Today in 1949, the Electronic Delayed Storage Automatic Computer (EDSAC), the first practical stored-program computer, ran its first program and performed its first calculation. 

“… a thin ribbon of paper containing the program [to print a table of the squares of the integers] was loaded into the computer; half a minute later the teleprinter sprang to life and began to print 1, 4, 9, 16, 25…. The world’s first practical stored-program computer had come to life, and with it the dawn of the computer age,” Martin Campbell-Kelly and William Aspray recount the moment in Computer: A History of the Information Machine.

Maurice Wilkes, who was the head of the team that designed and assembled the EDSAC at the University Mathematical Laboratory at Cambridge University, wrote in his 1985  Memoirs about the origins of the EDSAC: “In the middle of May 1946 I had a visit from L. J. Comrie who was just back from a trip to the United States. He put in my hands a document written by J. von Neumann on behalf of the group at the Moore School and entitled ‘Draft Report on the EDVAC.’ Comrie… obligingly let me keep it until the next morning.  Now, I would have been able to take a xerox copy, but there were then no office copiers in existence so I sat up late into the night reading the report. In it, clearly laid out, were the principles on which the development of the modern digital computer was to be based: the stored program with the same store for numbers and instructions, the serial execution of instructions, and the use of binary switching circuits for computation and control. I recognized this at once as the real thing, and from that time on never had any doubt as to the way comptuer development would go.”

Wilkes went on to develop a practical “electronic calculating machine” (as he called the EDSAC in 1951) with a focus on speed of development and the use of proven technologies (even if they resulted in slower processing speed) that have been the hallmarks of successful engineering projects over the last sixty years. Say Campbell-Kelly and Apsray: “…the first two computers to be completed were both in England, at Manchester and Cambridge Universities. The reason was that none of the British projects had very much money.  This forced them to keep things simple and thus to avoid the engineering setbacks that beset the grander American projects.”

One consequence of the focus on what Wilkes called a “complete,” practical machine, was that the EDSAC became the first computer to be put to commercial use. Michael Williams, in A History of Computing Technology, tells us how the J. Lyons & Co., one of the sponsors of the EDSAC project, “produced a reengineered version of the EDSAC for their own use.
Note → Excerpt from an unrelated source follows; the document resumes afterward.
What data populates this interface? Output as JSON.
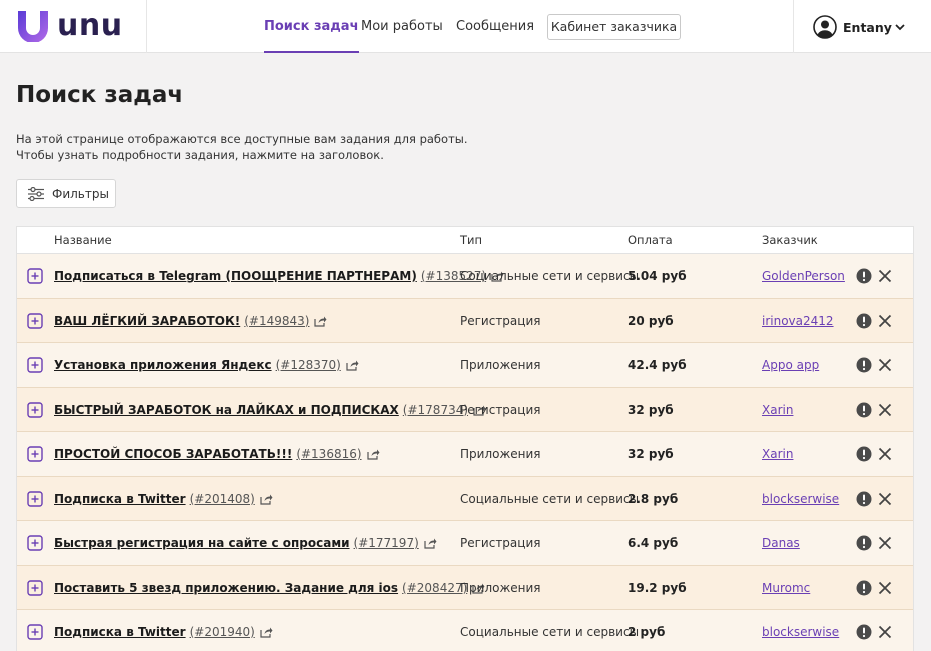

They called the machine LEO, for Lyons Electronic Office… operational in the Fall of 1951. … Lyons used LEO I to derive the optimum mix for their brands of tea, to compute different kinds of tax tables, to process the payroll, and to assist in research  on crystallography. The speed of the machine can be suggested by the fact that a complete calculation of an employee’s wages and deductions would take about 1.5 seconds, as compared with a total of 8 minutes for the same job done by an experienced human clerk. LEO I remained in service with the J. Lyons & Co. for 14 years.”

A working replica of the EDSAC is being constructed at Bletchley Park, England.